Proposed initiatives to make coding more accessible and the homeless healthier are among this year’s President’s Engagement and Innovation Prize winners.

The prizes provide Penn seniors $100,000 in addition to faculty support to help launch their proposed post-graduation projects.

Three projects — which include seven students total — won the Engagement prize: College senior Alexa Salas, College senior Camilo Toro and Nursing senior Yaneli Arizmendi won for their project, “Lanzando Líderes”; Nursing seniors Marcus Henderson and Ian McCurry won for “Homeless Health and Nursing: Building Community Partnerships for a Healthier Future”; and College seniors Antoinette Zoumanigui and Selamawit Bekele won for “Project Y.V.E.T.A.”

College and Wharton senior William Fry won the Innovation prize for his project “SolutionLoft.”

Through their project “Lanzando Lideres,” Salas, Toro and Arizmendi plan to establish an after-school program in South Philadelphia for Latino high school students.
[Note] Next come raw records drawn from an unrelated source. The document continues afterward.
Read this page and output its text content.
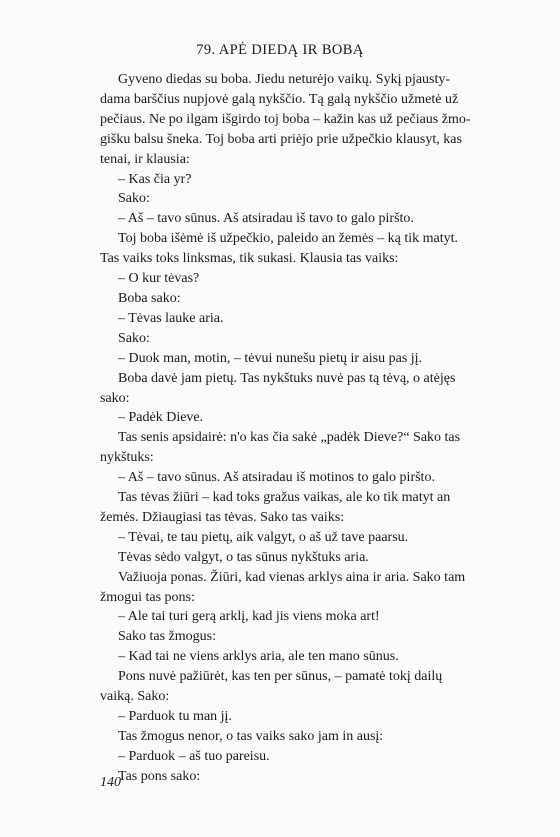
79. APĖ DIEDĄ IR BOBĄ
Gyveno diedas su boba. Jiedu neturėjo vaikų. Sykį pjausty-
dama barščius nupjovė galą nykščio. Tą galą nykščio užmetė už
pečiaus. Ne po ilgam išgirdo toj boba – kažin kas už pečiaus žmo-
gišku balsu šneka. Toj boba arti priėjo prie užpečkio klausyt, kas
tenai, ir klausia:
– Kas čia yr?
Sako:
– Aš – tavo sūnus. Aš atsiradau iš tavo to galo piršto.
Toj boba išėmė iš užpečkio, paleido an žemės – ką tik matyt.
Tas vaiks toks linksmas, tik sukasi. Klausia tas vaiks:
– O kur tėvas?
Boba sako:
– Tėvas lauke aria.
Sako:
– Duok man, motin, – tėvui nunešu pietų ir aisu pas jį.
Boba davė jam pietų. Tas nykštuks nuvė pas tą tėvą, o atėjęs
sako:
– Padėk Dieve.
Tas senis apsidairė: n'o kas čia sakė „padėk Dieve?“ Sako tas
nykštuks:
– Aš – tavo sūnus. Aš atsiradau iš motinos to galo piršto.
Tas tėvas žiūri – kad toks gražus vaikas, ale ko tik matyt an
žemės. Džiaugiasi tas tėvas. Sako tas vaiks:
– Tėvai, te tau pietų, aik valgyt, o aš už tave paarsu.
Tėvas sėdo valgyt, o tas sūnus nykštuks aria.
Važiuoja ponas. Žiūri, kad vienas arklys aina ir aria. Sako tam
žmogui tas pons:
– Ale tai turi gerą arklį, kad jis viens moka art!
Sako tas žmogus:
– Kad tai ne viens arklys aria, ale ten mano sūnus.
Pons nuvė pažiūrėt, kas ten per sūnus, – pamatė tokį dailų
vaiką. Sako:
– Parduok tu man jį.
Tas žmogus nenor, o tas vaiks sako jam in ausį:
– Parduok – aš tuo pareisu.
Tas pons sako:
140
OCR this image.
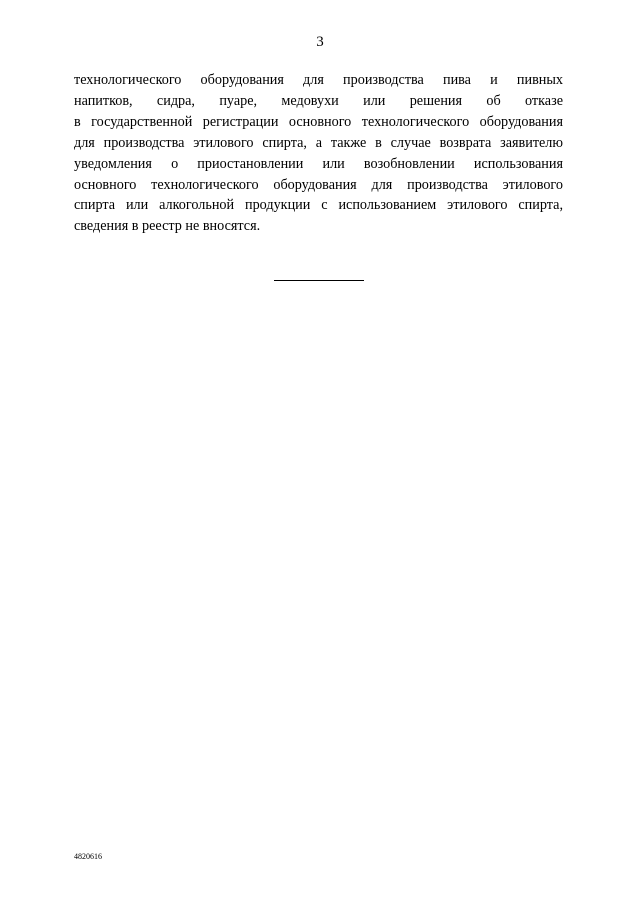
3
технологического оборудования для производства пива и пивных
напитков, сидра, пуаре, медовухи или решения об отказе
в государственной регистрации основного технологического оборудования
для производства этилового спирта, а также в случае возврата заявителю
уведомления о приостановлении или возобновлении использования
основного технологического оборудования для производства этилового
спирта или алкогольной продукции с использованием этилового спирта,
сведения в реестр не вносятся.
4820616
They, and their faculty mentor Dean of Nursing Toni Villarruel, are looking to develop an “experiential, bilingual, culturally-inclusive curriculum” for specifically Latino immigrant families, but also the community as a whole, according to the press release.

Henderson and McCurry also plan to stay in Philly and work with the Bethesda Project, a nonprofit focused on assisting the homeless. With help from their mentor Terri Lipan, the assistant dean for community engagement and professor of nutrition in the School of Nursing, Henderson and McCurry plan to integrate health care case management into Bethesda’s programs.

Through Project Y.V.E.T.A. — Youth for Vocational Education and Training in Agriculture — Zoumanigui and Selamawit plan to establish a school to “empower the marginalized youth of Senegal called Talibés,” according to the press release. They, their faculty mentor History professor Cheikh Babou and the Senegalese Ministry of Agriculture are seeking to provide these children with basic numeracy and literacy, but also with specialized training in agriculture and agri-entrepeneurship.

Fry founded SolutionLoft, a company focused on making code more accessible especially to those with little technical skills or low socioeconomic status. The press release said that he has designed a “proprietary code engine that enables code to be re-used” with help from his mentor Jeffrey Babin, associate professor of practice in mechanical engineering and applied mechanics.